What you say via email, text, or any sort of internal communication platform you might be using in the office as well as how you say it, should be given the same amount of importance as the words you speak.
Failure to pay close attention to your written word could hamper your abilities to connect, build trust, and to be heard by those you are trying to communicate with.
Number one, emails are basically like legal documents. Number two, emails are a direct reflection of you and your professionalism. Number three, emails are an extremely important part when it comes to internal and external communication. So this is why you want to be on point when it comes to your email etiquette.
Now let’s get into the tips!
You know, as a leader, you have to really consider what’s appropriate and what’s inappropriate for you to be doing. For example, using “hey so and so” might not necessarily be the most professional way to address somebody. Although I do understand that sometimes you have a really close colleague or coworker. But generally speaking, you want to be using professional language when starting your emails such as hello or dear. The other thing I’ll say, which is actually more of an issue is that a lot of people will send emails just using the person’s first name. This can be very direct and even harmful. You don’t want the person on the receiving end to perceive you as being an unpleasant person. So it’s better for you to use the greetings. That’s what they’re there for. Here’s the thing about email, it is so often left to another person’s interpretation that it’s just far better for you to be on the safe side of things.
As someone that has been deeply entrenched in the customer service world. I really know how tone can make a world of a difference. Email is one of the worst places for you to pick up on certain cues.
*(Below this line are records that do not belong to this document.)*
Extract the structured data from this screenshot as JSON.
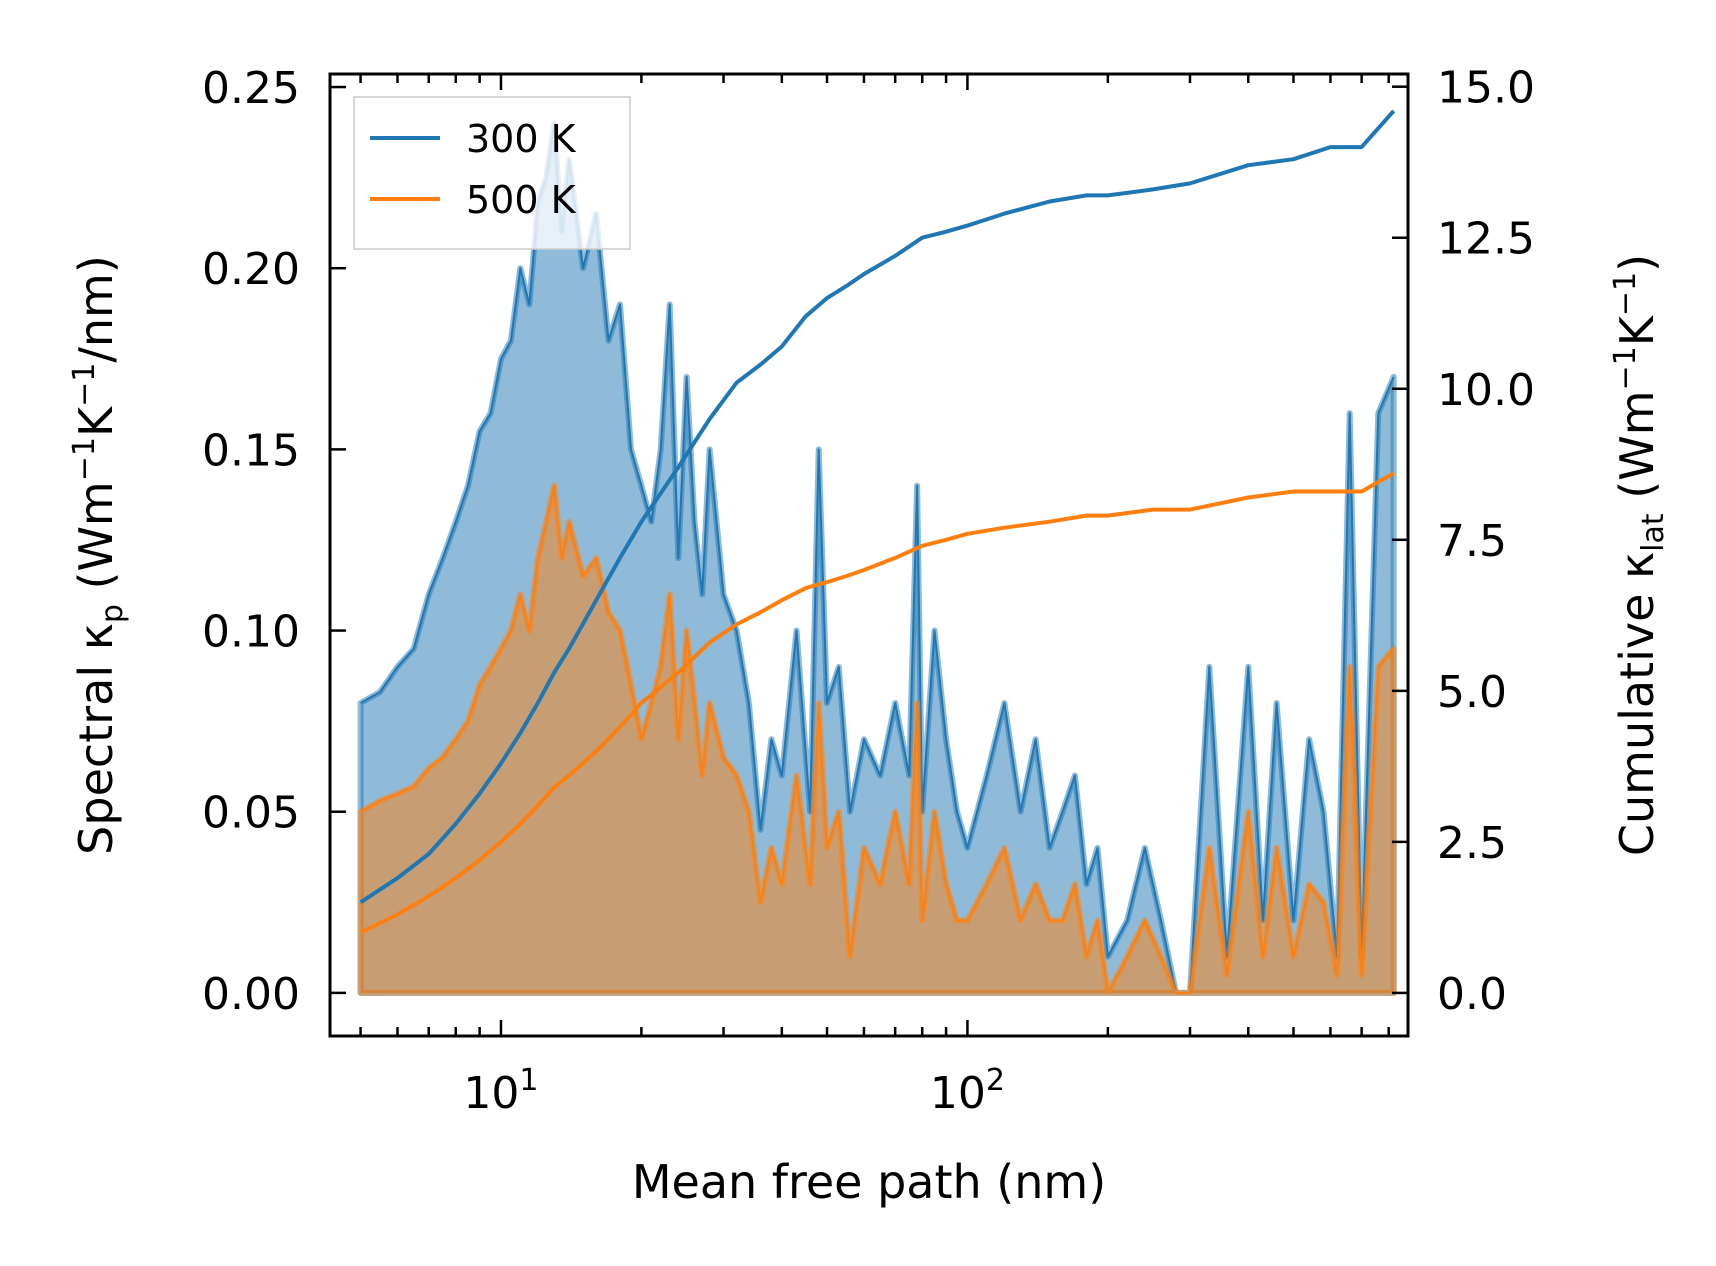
{
  "chart_data": {
    "type": "line",
    "xscale": "log",
    "xlim": [
      4.3,
      880
    ],
    "ylim_left": [
      -0.0119,
      0.2536
    ],
    "ylim_right": [
      -0.713,
      15.21
    ],
    "xlabel": "Mean free path (nm)",
    "ylabel_left": {
      "prefix": "Spectral κ",
      "sub": "p",
      "suffix": " (Wm",
      "sup1": "−1",
      "mid": "K",
      "sup2": "−1",
      "end": "/nm)"
    },
    "ylabel_right": {
      "prefix": "Cumulative κ",
      "sub": "lat",
      "suffix": " (Wm",
      "sup1": "−1",
      "mid": "K",
      "sup2": "−1",
      "end": ")"
    },
    "x_ticks": [
      {
        "value": 10,
        "base": "10",
        "exp": "1"
      },
      {
        "value": 100,
        "base": "10",
        "exp": "2"
      }
    ],
    "y_ticks_left": [
      {
        "value": 0,
        "label": "0.00"
      },
      {
        "value": 0.05,
        "label": "0.05"
      },
      {
        "value": 0.1,
        "label": "0.10"
      },
      {
        "value": 0.15,
        "label": "0.15"
      },
      {
        "value": 0.2,
        "label": "0.20"
      },
      {
        "value": 0.25,
        "label": "0.25"
      }
    ],
    "y_ticks_right": [
      {
        "value": 0,
        "label": "0.0"
      },
      {
        "value": 2.5,
        "label": "2.5"
      },
      {
        "value": 5,
        "label": "5.0"
      },
      {
        "value": 7.5,
        "label": "7.5"
      },
      {
        "value": 10,
        "label": "10.0"
      },
      {
        "value": 12.5,
        "label": "12.5"
      },
      {
        "value": 15,
        "label": "15.0"
      }
    ],
    "legend": {
      "location": "upper-left",
      "entries": [
        "300 K",
        "500 K"
      ]
    },
    "colors": {
      "series_300": "#1f77b4",
      "series_500": "#ff7f0e"
    },
    "spectral": [
      {
        "name": "300 K",
        "mfp": [
          5.0,
          5.5,
          6.0,
          6.5,
          7.0,
          7.5,
          8.0,
          8.5,
          9.0,
          9.5,
          10.0,
          10.5,
          11.0,
          11.5,
          12.0,
          12.5,
          13.0,
          13.5,
          14.0,
          15.0,
          16.0,
          17.0,
          18.0,
          19.0,
          20.0,
          21.0,
          22.0,
          23.0,
          24.0,
          25.0,
          26.0,
          27.0,
          28.0,
          30.0,
          32.0,
          34.0,
          36.0,
          38.0,
          40.0,
          43.0,
          46.0,
          48.0,
          50.0,
          53.0,
          56.0,
          60.0,
          65.0,
          70.0,
          75.0,
          78.0,
          80.0,
          85.0,
          90.0,
          95.0,
          100.0,
          110.0,
          120.0,
          130.0,
          140.0,
          150.0,
          160.0,
          170.0,
          180.0,
          190.0,
          200.0,
          220.0,
          240.0,
          260.0,
          280.0,
          300.0,
          330.0,
          360.0,
          400.0,
          430.0,
          460.0,
          500.0,
          540.0,
          580.0,
          620.0,
          660.0,
          700.0,
          760.0,
          820.0
        ],
        "value": [
          0.08,
          0.083,
          0.09,
          0.095,
          0.11,
          0.12,
          0.13,
          0.14,
          0.155,
          0.16,
          0.175,
          0.18,
          0.2,
          0.19,
          0.218,
          0.225,
          0.24,
          0.21,
          0.23,
          0.2,
          0.215,
          0.18,
          0.19,
          0.15,
          0.14,
          0.13,
          0.15,
          0.19,
          0.12,
          0.17,
          0.13,
          0.11,
          0.15,
          0.11,
          0.1,
          0.08,
          0.045,
          0.07,
          0.06,
          0.1,
          0.05,
          0.15,
          0.08,
          0.09,
          0.05,
          0.07,
          0.06,
          0.08,
          0.06,
          0.14,
          0.05,
          0.1,
          0.07,
          0.05,
          0.04,
          0.06,
          0.08,
          0.05,
          0.07,
          0.04,
          0.05,
          0.06,
          0.03,
          0.04,
          0.01,
          0.02,
          0.04,
          0.02,
          0.0,
          0.0,
          0.09,
          0.01,
          0.09,
          0.02,
          0.08,
          0.02,
          0.07,
          0.05,
          0.01,
          0.16,
          0.01,
          0.16,
          0.17
        ]
      },
      {
        "name": "500 K",
        "mfp": [
          5.0,
          5.5,
          6.0,
          6.5,
          7.0,
          7.5,
          8.0,
          8.5,
          9.0,
          9.5,
          10.0,
          10.5,
          11.0,
          11.5,
          12.0,
          12.5,
          13.0,
          13.5,
          14.0,
          15.0,
          16.0,
          17.0,
          18.0,
          19.0,
          20.0,
          21.0,
          22.0,
          23.0,
          24.0,
          25.0,
          26.0,
          27.0,
          28.0,
          30.0,
          32.0,
          34.0,
          36.0,
          38.0,
          40.0,
          43.0,
          46.0,
          48.0,
          50.0,
          53.0,
          56.0,
          60.0,
          65.0,
          70.0,
          75.0,
          78.0,
          80.0,
          85.0,
          90.0,
          95.0,
          100.0,
          110.0,
          120.0,
          130.0,
          140.0,
          150.0,
          160.0,
          170.0,
          180.0,
          190.0,
          200.0,
          220.0,
          240.0,
          260.0,
          280.0,
          300.0,
          330.0,
          360.0,
          400.0,
          430.0,
          460.0,
          500.0,
          540.0,
          580.0,
          620.0,
          660.0,
          700.0,
          760.0,
          820.0
        ],
        "value": [
          0.05,
          0.053,
          0.055,
          0.057,
          0.062,
          0.065,
          0.07,
          0.075,
          0.085,
          0.09,
          0.095,
          0.1,
          0.11,
          0.1,
          0.12,
          0.13,
          0.14,
          0.12,
          0.13,
          0.115,
          0.12,
          0.105,
          0.1,
          0.085,
          0.07,
          0.08,
          0.09,
          0.11,
          0.07,
          0.1,
          0.08,
          0.06,
          0.08,
          0.065,
          0.06,
          0.05,
          0.025,
          0.04,
          0.03,
          0.06,
          0.03,
          0.08,
          0.04,
          0.05,
          0.01,
          0.04,
          0.03,
          0.05,
          0.03,
          0.08,
          0.02,
          0.05,
          0.03,
          0.02,
          0.02,
          0.03,
          0.04,
          0.02,
          0.03,
          0.02,
          0.02,
          0.03,
          0.01,
          0.02,
          0.0,
          0.01,
          0.02,
          0.01,
          0.0,
          0.0,
          0.04,
          0.005,
          0.05,
          0.01,
          0.04,
          0.01,
          0.03,
          0.025,
          0.005,
          0.09,
          0.005,
          0.09,
          0.095
        ]
      }
    ],
    "cumulative": [
      {
        "name": "300 K",
        "mfp": [
          5.0,
          6.0,
          7.0,
          8.0,
          9.0,
          10.0,
          11.0,
          12.0,
          13.0,
          14.0,
          16.0,
          18.0,
          20.0,
          24.0,
          28.0,
          32.0,
          36.0,
          40.0,
          45.0,
          50.0,
          55.0,
          60.0,
          70.0,
          80.0,
          90.0,
          100.0,
          120.0,
          150.0,
          180.0,
          200.0,
          250.0,
          300.0,
          400.0,
          500.0,
          600.0,
          700.0,
          820.0
        ],
        "value": [
          1.5,
          1.9,
          2.3,
          2.8,
          3.3,
          3.8,
          4.3,
          4.8,
          5.3,
          5.7,
          6.5,
          7.2,
          7.8,
          8.7,
          9.5,
          10.1,
          10.4,
          10.7,
          11.2,
          11.5,
          11.7,
          11.9,
          12.2,
          12.5,
          12.6,
          12.7,
          12.9,
          13.1,
          13.2,
          13.2,
          13.3,
          13.4,
          13.7,
          13.8,
          14.0,
          14.0,
          14.6
        ]
      },
      {
        "name": "500 K",
        "mfp": [
          5.0,
          6.0,
          7.0,
          8.0,
          9.0,
          10.0,
          11.0,
          12.0,
          13.0,
          14.0,
          16.0,
          18.0,
          20.0,
          24.0,
          28.0,
          32.0,
          36.0,
          40.0,
          45.0,
          50.0,
          55.0,
          60.0,
          70.0,
          80.0,
          90.0,
          100.0,
          120.0,
          150.0,
          180.0,
          200.0,
          250.0,
          300.0,
          400.0,
          500.0,
          600.0,
          700.0,
          820.0
        ],
        "value": [
          1.0,
          1.3,
          1.6,
          1.9,
          2.2,
          2.5,
          2.8,
          3.1,
          3.4,
          3.6,
          4.0,
          4.4,
          4.8,
          5.3,
          5.8,
          6.1,
          6.3,
          6.5,
          6.7,
          6.8,
          6.9,
          7.0,
          7.2,
          7.4,
          7.5,
          7.6,
          7.7,
          7.8,
          7.9,
          7.9,
          8.0,
          8.0,
          8.2,
          8.3,
          8.3,
          8.3,
          8.6
        ]
      }
    ]
  }
}
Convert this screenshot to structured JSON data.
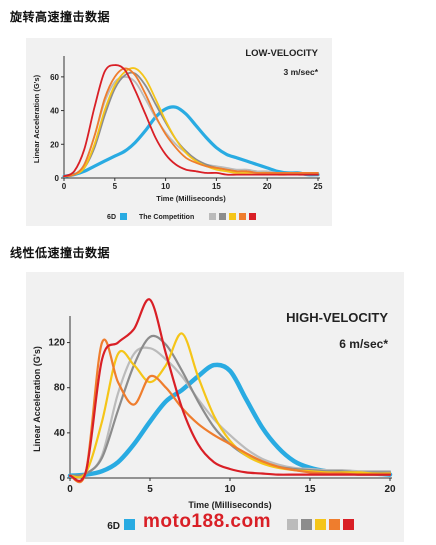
{
  "headings": {
    "top": "旋转高速撞击数据",
    "middle": "线性低速撞击数据"
  },
  "watermark": "moto188.com",
  "chart_data": [
    {
      "type": "line",
      "title": "LOW-VELOCITY",
      "subtitle": "3 m/sec*",
      "xlabel": "Time (Milliseconds)",
      "ylabel": "Linear Acceleration (G's)",
      "xlim": [
        0,
        25
      ],
      "ylim": [
        0,
        70
      ],
      "xticks": [
        "0",
        "5",
        "10",
        "15",
        "20",
        "25"
      ],
      "yticks": [
        "0",
        "20",
        "40",
        "60"
      ],
      "legend": {
        "primary": "6D",
        "secondary": "The Competition",
        "placement": "bottom"
      },
      "series": [
        {
          "name": "6D",
          "color": "#29abe2",
          "x": [
            0,
            1,
            2,
            3,
            4,
            5,
            6,
            7,
            8,
            9,
            10,
            11,
            12,
            13,
            14,
            15,
            16,
            17,
            18,
            19,
            20,
            21,
            22,
            23,
            24,
            25
          ],
          "y": [
            1,
            2,
            4,
            7,
            10,
            13,
            16,
            21,
            28,
            36,
            41,
            42,
            38,
            31,
            24,
            18,
            14,
            12,
            10,
            8,
            6,
            4,
            3,
            3,
            2,
            2
          ]
        },
        {
          "color": "#bbbbbb",
          "x": [
            0,
            1,
            2,
            3,
            4,
            5,
            6,
            7,
            8,
            9,
            10,
            11,
            12,
            13,
            14,
            15,
            16,
            17,
            18,
            19,
            20,
            21,
            22,
            23,
            24,
            25
          ],
          "y": [
            1,
            2,
            8,
            25,
            45,
            57,
            60,
            57,
            47,
            36,
            27,
            20,
            15,
            11,
            8,
            7,
            6,
            5,
            5,
            4,
            4,
            3,
            3,
            3,
            3,
            3
          ]
        },
        {
          "color": "#8c8c8c",
          "x": [
            0,
            1,
            2,
            3,
            4,
            5,
            6,
            7,
            8,
            9,
            10,
            11,
            12,
            13,
            14,
            15,
            16,
            17,
            18,
            19,
            20,
            21,
            22,
            23,
            24,
            25
          ],
          "y": [
            1,
            2,
            6,
            18,
            37,
            53,
            61,
            62,
            55,
            44,
            33,
            23,
            16,
            11,
            8,
            6,
            5,
            4,
            4,
            3,
            3,
            3,
            3,
            2,
            2,
            2
          ]
        },
        {
          "color": "#f5c518",
          "x": [
            0,
            1,
            2,
            3,
            4,
            5,
            6,
            7,
            8,
            9,
            10,
            11,
            12,
            13,
            14,
            15,
            16,
            17,
            18,
            19,
            20,
            21,
            22,
            23,
            24,
            25
          ],
          "y": [
            1,
            2,
            6,
            20,
            40,
            55,
            63,
            65,
            59,
            47,
            34,
            23,
            15,
            10,
            7,
            5,
            4,
            3,
            3,
            3,
            3,
            2,
            2,
            2,
            2,
            2
          ]
        },
        {
          "color": "#ef7d2d",
          "x": [
            0,
            1,
            2,
            3,
            4,
            5,
            6,
            7,
            8,
            9,
            10,
            11,
            12,
            13,
            14,
            15,
            16,
            17,
            18,
            19,
            20,
            21,
            22,
            23,
            24,
            25
          ],
          "y": [
            1,
            2,
            8,
            25,
            47,
            60,
            65,
            61,
            50,
            37,
            26,
            18,
            12,
            9,
            7,
            6,
            5,
            4,
            4,
            3,
            3,
            3,
            3,
            3,
            3,
            3
          ]
        },
        {
          "color": "#d91f26",
          "x": [
            0,
            1,
            2,
            3,
            4,
            5,
            6,
            7,
            8,
            9,
            10,
            11,
            12,
            13,
            14,
            15,
            16,
            17,
            18,
            19,
            20,
            21,
            22,
            23,
            24,
            25
          ],
          "y": [
            1,
            4,
            17,
            42,
            63,
            67,
            64,
            52,
            38,
            24,
            14,
            8,
            5,
            4,
            3,
            3,
            2,
            2,
            2,
            2,
            2,
            2,
            2,
            2,
            2,
            2
          ]
        }
      ]
    },
    {
      "type": "line",
      "title": "HIGH-VELOCITY",
      "subtitle": "6 m/sec*",
      "xlabel": "Time (Milliseconds)",
      "ylabel": "Linear Acceleration (G's)",
      "xlim": [
        0,
        20
      ],
      "ylim": [
        0,
        140
      ],
      "xticks": [
        "0",
        "5",
        "10",
        "15",
        "20"
      ],
      "yticks": [
        "0",
        "40",
        "80",
        "120"
      ],
      "legend": {
        "primary": "6D",
        "placement": "bottom"
      },
      "series": [
        {
          "name": "6D",
          "color": "#29abe2",
          "x": [
            0,
            1,
            2,
            3,
            4,
            5,
            6,
            7,
            8,
            9,
            10,
            11,
            12,
            13,
            14,
            15,
            16,
            17,
            18,
            19,
            20
          ],
          "y": [
            2,
            3,
            6,
            14,
            30,
            50,
            68,
            78,
            90,
            100,
            95,
            70,
            45,
            27,
            15,
            9,
            6,
            5,
            4,
            4,
            3
          ]
        },
        {
          "color": "#bbbbbb",
          "x": [
            0,
            1,
            2,
            3,
            4,
            5,
            6,
            7,
            8,
            9,
            10,
            11,
            12,
            13,
            14,
            15,
            16,
            17,
            18,
            19,
            20
          ],
          "y": [
            2,
            4,
            20,
            75,
            110,
            115,
            105,
            90,
            70,
            52,
            38,
            26,
            17,
            12,
            9,
            8,
            7,
            7,
            6,
            6,
            6
          ]
        },
        {
          "color": "#8c8c8c",
          "x": [
            0,
            1,
            2,
            3,
            4,
            5,
            6,
            7,
            8,
            9,
            10,
            11,
            12,
            13,
            14,
            15,
            16,
            17,
            18,
            19,
            20
          ],
          "y": [
            2,
            4,
            18,
            60,
            100,
            125,
            118,
            95,
            68,
            45,
            30,
            20,
            14,
            10,
            8,
            7,
            6,
            6,
            5,
            5,
            5
          ]
        },
        {
          "color": "#f5c518",
          "x": [
            0,
            1,
            2,
            3,
            4,
            5,
            6,
            7,
            8,
            9,
            10,
            11,
            12,
            13,
            14,
            15,
            16,
            17,
            18,
            19,
            20
          ],
          "y": [
            2,
            5,
            50,
            110,
            100,
            85,
            100,
            128,
            90,
            55,
            33,
            20,
            13,
            9,
            7,
            6,
            5,
            5,
            5,
            4,
            4
          ]
        },
        {
          "color": "#ef7d2d",
          "x": [
            0,
            1,
            2,
            3,
            4,
            5,
            6,
            7,
            8,
            9,
            10,
            11,
            12,
            13,
            14,
            15,
            16,
            17,
            18,
            19,
            20
          ],
          "y": [
            2,
            6,
            120,
            85,
            65,
            90,
            80,
            62,
            48,
            38,
            30,
            22,
            15,
            10,
            7,
            5,
            4,
            4,
            3,
            3,
            3
          ]
        },
        {
          "color": "#d91f26",
          "x": [
            0,
            1,
            2,
            3,
            4,
            5,
            6,
            7,
            8,
            9,
            10,
            11,
            12,
            13,
            14,
            15,
            16,
            17,
            18,
            19,
            20
          ],
          "y": [
            2,
            6,
            105,
            120,
            132,
            158,
            110,
            62,
            30,
            14,
            8,
            5,
            4,
            3,
            3,
            3,
            3,
            3,
            3,
            3,
            3
          ]
        }
      ]
    }
  ]
}
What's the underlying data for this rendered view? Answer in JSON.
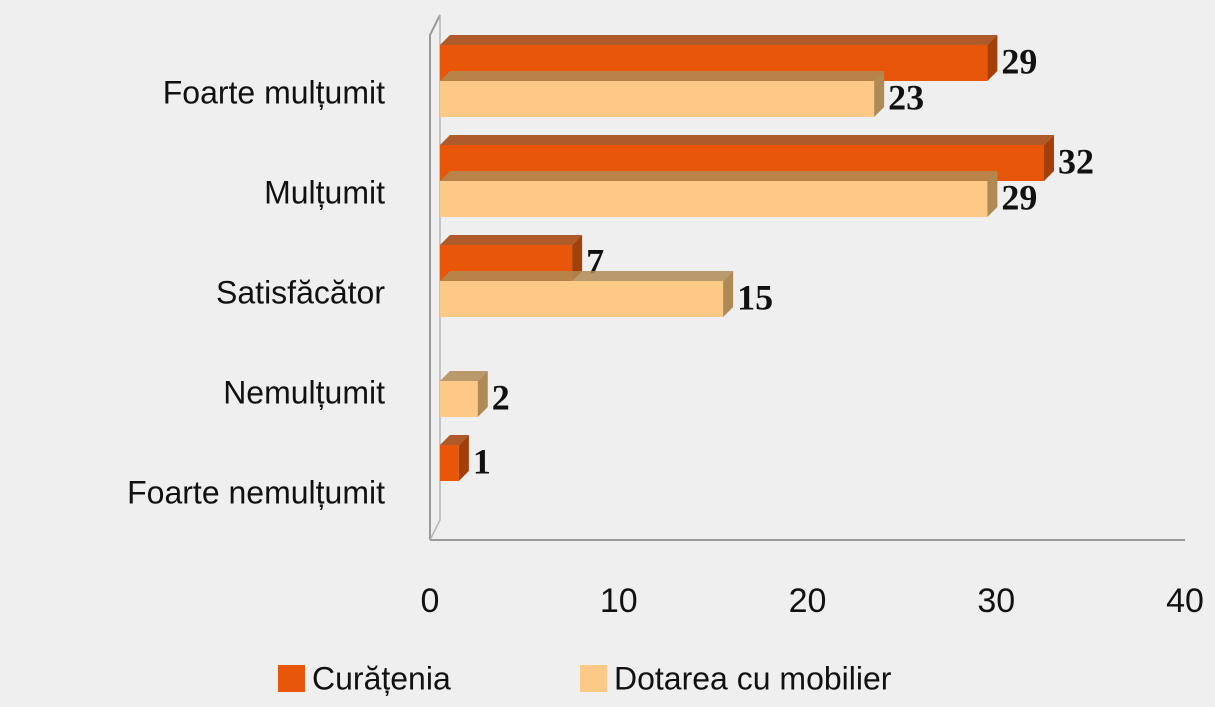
{
  "chart_data": {
    "type": "bar3d_horizontal",
    "categories": [
      "Foarte mulțumit",
      "Mulțumit",
      "Satisfăcător",
      "Nemulțumit",
      "Foarte nemulțumit"
    ],
    "series": [
      {
        "name": "Curățenia",
        "color": "#e8560a",
        "side_color": "#a33f08",
        "values": [
          29,
          32,
          7,
          null,
          1
        ]
      },
      {
        "name": "Dotarea cu mobilier",
        "color": "#fcc987",
        "side_color": "#b08a55",
        "values": [
          23,
          29,
          15,
          2,
          null
        ]
      }
    ],
    "xlim": [
      0,
      40
    ],
    "xticks": [
      0,
      10,
      20,
      30,
      40
    ],
    "grid": false,
    "legend": "bottom"
  }
}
Which is why you really want to think about what you’re sending and how it’s going to be perceived by the other person. Aim to put yourself in that person’s shoes and think about whether or not what you are saying accurately portrays who you are. So you just want to do that double check with yourself. And put yourself in that person’s shoes. If you do have any doubt, then it’s a good idea to just ask a colleague. Pull a team member over and simply ask them to check the tone of the email to make sure that you are getting your point across in a respectful and dignified manner.
I think we’ve all been in that situation before where we’re involved in a fury of emails and things are getting heated. It is far better to just walk away from it and then come back when you’re in a more calm state of mind. As a side note, generally speaking, if you do have something important to say email probably isn’t the best place for you to be saying it anyways. It’s probably better for you to schedule time, to sit with that person and talk to them face to face or on the phone so that you can hear the words and how they are saying what they are saying.
It’s amazing to me how many people don’t take the extra moment to just glance over what they’re about to send before sending it. What you want to do is take a second to check things such as your spelling, your grammar, that you are sending it to the right person and that the tone is right. Then you want to hit the send button.
Have you ever received an email that was like 27 pages long? I know I have. And you know what I did with an email like that? I skipped to the bottom to figure out what is it here that I need to know. And I mean I feel bad because obviously that person put a lot of effort into drafting that email but the truth is who has time for that? There’s other things to do! So here’s my point, you want to make sure that you’re getting straight to the point. Keep it simple and make it as scrollable as possible because in today’s day and age, attention spans are really not that long.
And if you want what you have to say to be received, then should put the important parts at the top. Anything that supports those important points in the middle and extra thoughts at the end.
It’s been said that emails that are written at a third grade level are actually more optimal for reading as well as for response. Now, I’m not saying that you have to take like all your emails and write it out in like third grade level form. But the principle does apply in the sense that you want to make it as simple as possible. So use simple and understandable language so that your message is received.